Urging the council to protect Cashel’s heritage, he goes on: “The Rock of Cashel is not ours to use or abuse. It is ours to protect and preserve for our national and global heritage. In doing so, we not only fulfil our obligations to civilisation but also to our local economy.
“If we allow encroachment of development on this jewel, we will diminish it, our heritage and our local economy all in one disastrous act of self-harm.”
Some people in the town are unhappy, says Tipperary County Council cathaoirleach Cllr Roger Kennedy, who says he has been contacted by many.
The plan is “premature”, with so much hingeing on Unesco’s upcoming decision. The rooms could be built in another part of the same field, away from the houses and behind the hotel. “It’s a substantial field and there is room to go back,” he says.
Cordoba comparison
However, not everyone is opposed. Tom Wood, who was a supervisor guide at the rock for close to 30 years, believes the plan should be allowed, if the work matches the quality of what was done by the Magniers in the hotel restoration.
Wood, a former independent councillor, feels the project’s design is in keeping with the area and that the positioning of the buildings in the field does not interfere with local residents in the way the first application did.
People walking up to the rock will not be able to see the buildings until they are nearly at it, he says, arguing that his Spanish-born wife’s native Cordoba in Andalucía shows how modern and old can live side by side. And Córdoba is an Unesco World Heritage site.
“The fabulous heritage sites there for centuries are literally surrounded by buildings. Even when new, modern buildings are put up, they are in keeping with the historic structures that are there,” he says.
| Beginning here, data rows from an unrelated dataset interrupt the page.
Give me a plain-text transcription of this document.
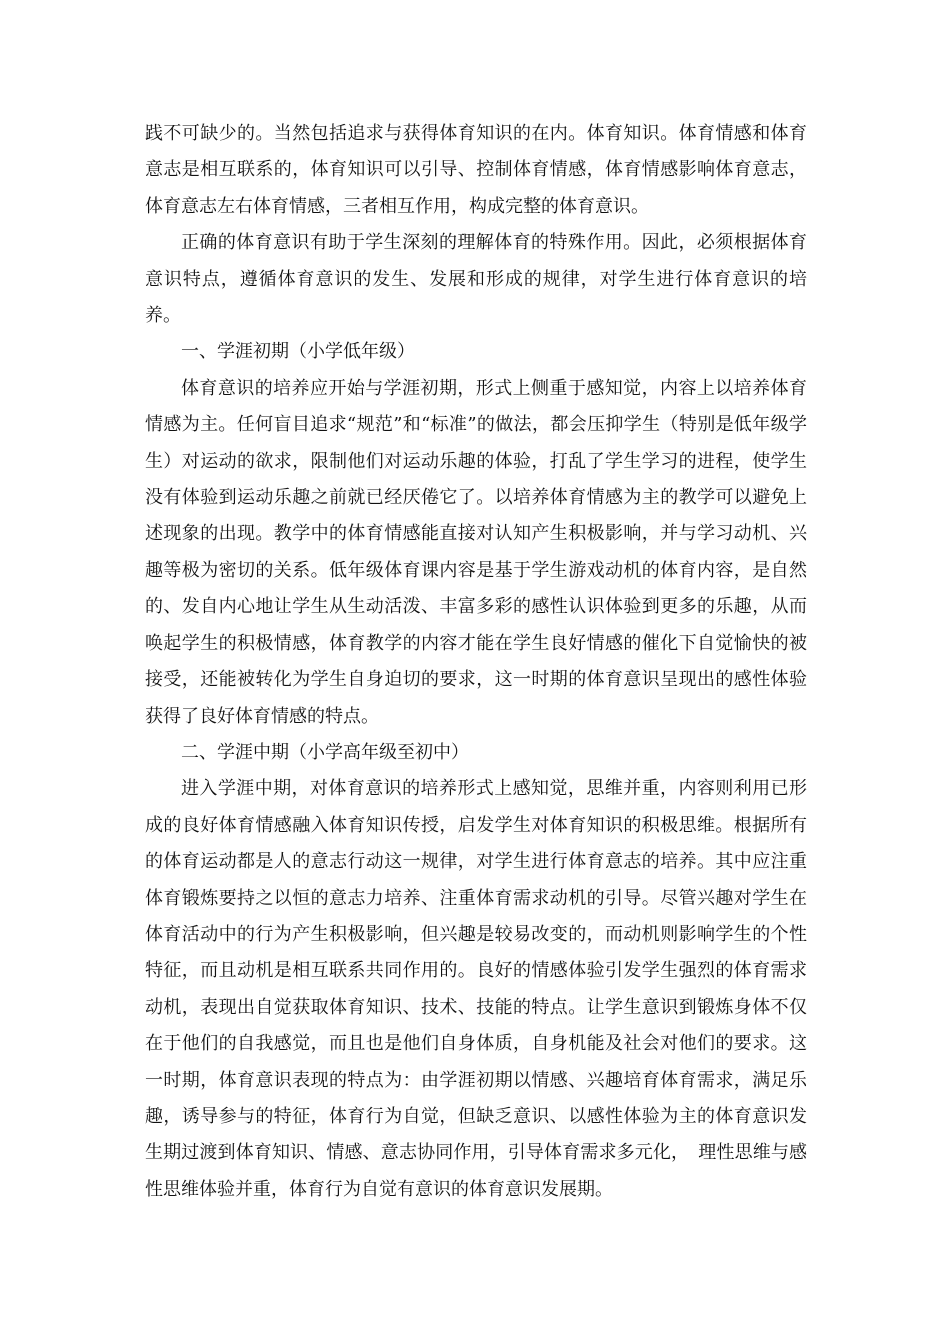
践不可缺少的。当然包括追求与获得体育知识的在内。体育知识。体育情感和体育意志是相互联系的，体育知识可以引导、控制体育情感，体育情感影响体育意志，体育意志左右体育情感，三者相互作用，构成完整的体育意识。

正确的体育意识有助于学生深刻的理解体育的特殊作用。因此，必须根据体育意识特点，遵循体育意识的发生、发展和形成的规律，对学生进行体育意识的培养。

一、学涯初期（小学低年级）

体育意识的培养应开始与学涯初期，形式上侧重于感知觉，内容上以培养体育情感为主。任何盲目追求“规范”和“标准”的做法，都会压抑学生（特别是低年级学生）对运动的欲求，限制他们对运动乐趣的体验，打乱了学生学习的进程，使学生没有体验到运动乐趣之前就已经厌倦它了。以培养体育情感为主的教学可以避免上述现象的出现。教学中的体育情感能直接对认知产生积极影响，并与学习动机、兴趣等极为密切的关系。低年级体育课内容是基于学生游戏动机的体育内容，是自然的、发自内心地让学生从生动活泼、丰富多彩的感性认识体验到更多的乐趣，从而唤起学生的积极情感，体育教学的内容才能在学生良好情感的催化下自觉愉快的被接受，还能被转化为学生自身迫切的要求，这一时期的体育意识呈现出的感性体验获得了良好体育情感的特点。

二、学涯中期（小学高年级至初中）

进入学涯中期，对体育意识的培养形式上感知觉，思维并重，内容则利用已形成的良好体育情感融入体育知识传授，启发学生对体育知识的积极思维。根据所有的体育运动都是人的意志行动这一规律，对学生进行体育意志的培养。其中应注重体育锻炼要持之以恒的意志力培养、注重体育需求动机的引导。尽管兴趣对学生在体育活动中的行为产生积极影响，但兴趣是较易改变的，而动机则影响学生的个性特征，而且动机是相互联系共同作用的。良好的情感体验引发学生强烈的体育需求动机，表现出自觉获取体育知识、技术、技能的特点。让学生意识到锻炼身体不仅在于他们的自我感觉，而且也是他们自身体质，自身机能及社会对他们的要求。这一时期，体育意识表现的特点为：由学涯初期以情感、兴趣培育体育需求，满足乐趣，诱导参与的特征，体育行为自觉，但缺乏意识、以感性体验为主的体育意识发生期过渡到体育知识、情感、意志协同作用，引导体育需求多元化，　理性思维与感性思维体验并重，体育行为自觉有意识的体育意识发展期。
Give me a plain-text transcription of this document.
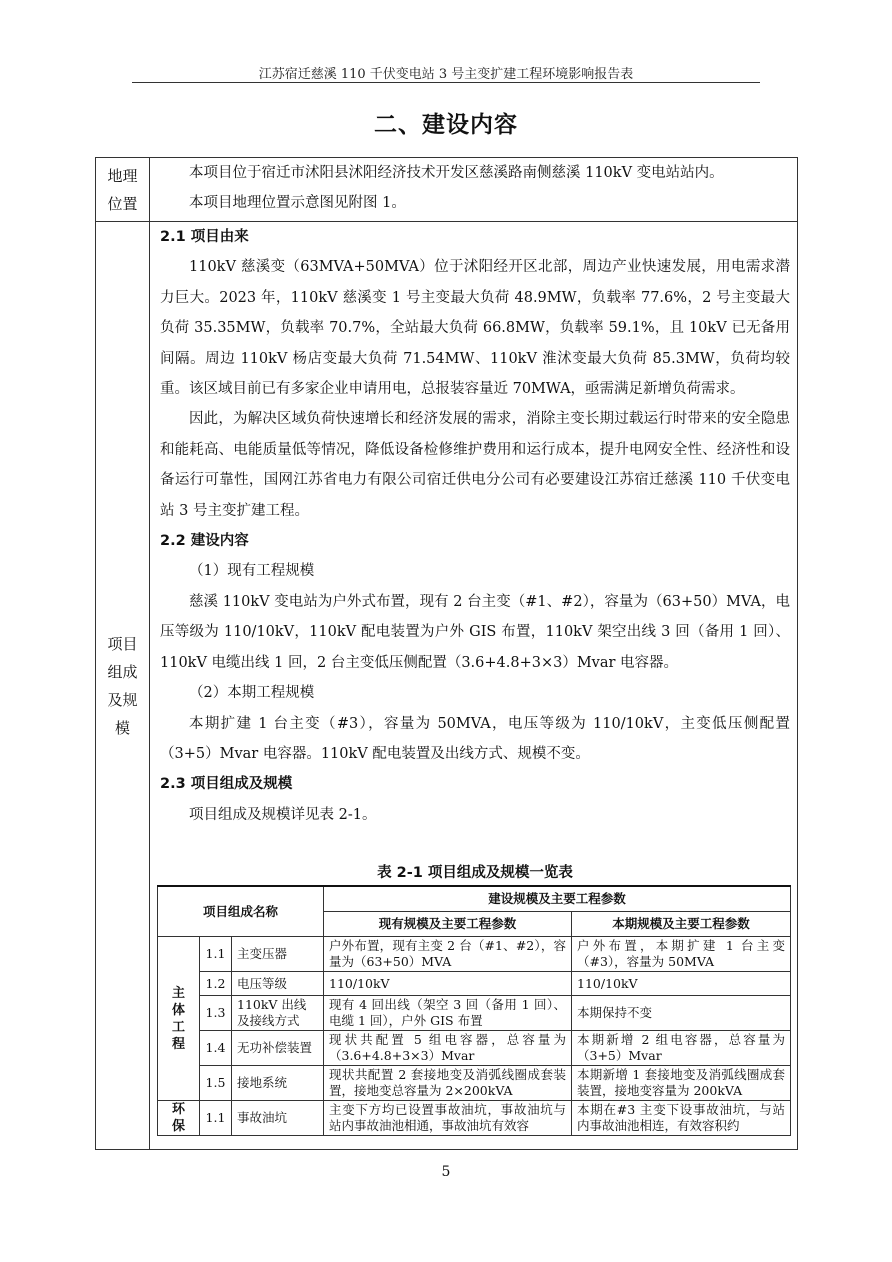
江苏宿迁慈溪 110 千伏变电站 3 号主变扩建工程环境影响报告表
二、建设内容
地理位置

本项目位于宿迁市沭阳县沭阳经济技术开发区慈溪路南侧慈溪 110kV 变电站站内。

本项目地理位置示意图见附图 1。

项目组成及规模
2.1 项目由来

110kV 慈溪变（63MVA+50MVA）位于沭阳经开区北部，周边产业快速发展，用电需求潜力巨大。2023 年，110kV 慈溪变 1 号主变最大负荷 48.9MW，负载率 77.6%，2 号主变最大负荷 35.35MW，负载率 70.7%，全站最大负荷 66.8MW，负载率 59.1%，且 10kV 已无备用间隔。周边 110kV 杨店变最大负荷 71.54MW、110kV 淮沭变最大负荷 85.3MW，负荷均较重。该区域目前已有多家企业申请用电，总报装容量近 70MWA，亟需满足新增负荷需求。

因此，为解决区域负荷快速增长和经济发展的需求，消除主变长期过载运行时带来的安全隐患和能耗高、电能质量低等情况，降低设备检修维护费用和运行成本，提升电网安全性、经济性和设备运行可靠性，国网江苏省电力有限公司宿迁供电分公司有必要建设江苏宿迁慈溪 110 千伏变电站 3 号主变扩建工程。

2.2 建设内容

（1）现有工程规模

慈溪 110kV 变电站为户外式布置，现有 2 台主变（#1、#2），容量为（63+50）MVA，电压等级为 110/10kV，110kV 配电装置为户外 GIS 布置，110kV 架空出线 3 回（备用 1 回）、110kV 电缆出线 1 回，2 台主变低压侧配置（3.6+4.8+3×3）Mvar 电容器。

（2）本期工程规模

本期扩建 1 台主变（#3），容量为 50MVA，电压等级为 110/10kV，主变低压侧配置（3+5）Mvar 电容器。110kV 配电装置及出线方式、规模不变。

2.3 项目组成及规模

项目组成及规模详见表 2-1。

表 2-1 项目组成及规模一览表
项目组成名称			建设规模及主要工程参数	
			现有规模及主要工程参数	本期规模及主要工程参数

主体工程	1.1	主变压器	户外布置，现有主变 2 台（#1、#2），容量为（63+50）MVA	户外布置，本期扩建 1 台主变（#3），容量为 50MVA
	1.2	电压等级	110/10kV	110/10kV
	1.3	110kV 出线及接线方式	现有 4 回出线（架空 3 回（备用 1 回）、电缆 1 回），户外 GIS 布置	本期保持不变
	1.4	无功补偿装置	现状共配置 5 组电容器，总容量为（3.6+4.8+3×3）Mvar	本期新增 2 组电容器，总容量为（3+5）Mvar
	1.5	接地系统	现状共配置 2 套接地变及消弧线圈成套装置，接地变总容量为 2×200kVA	本期新增 1 套接地变及消弧线圈成套装置，接地变容量为 200kVA

环保	1.1	事故油坑	主变下方均已设置事故油坑，事故油坑与站内事故油池相通，事故油坑有效容	本期在#3 主变下设事故油坑，与站内事故油池相连，有效容积约
5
If this project is granted planning approval, he expects an archaeological examination will be one of the planning conditions. If any ruins of value are found, he suggests they can be incorporated into the development, perhaps by creating a glass floor to showcase an archaeological site.
But he adds: “If they come up with a major discovery then it [the hotel extension] shouldn’t go there.”
The hotel was contacted for comment but it said it did not wish to do so.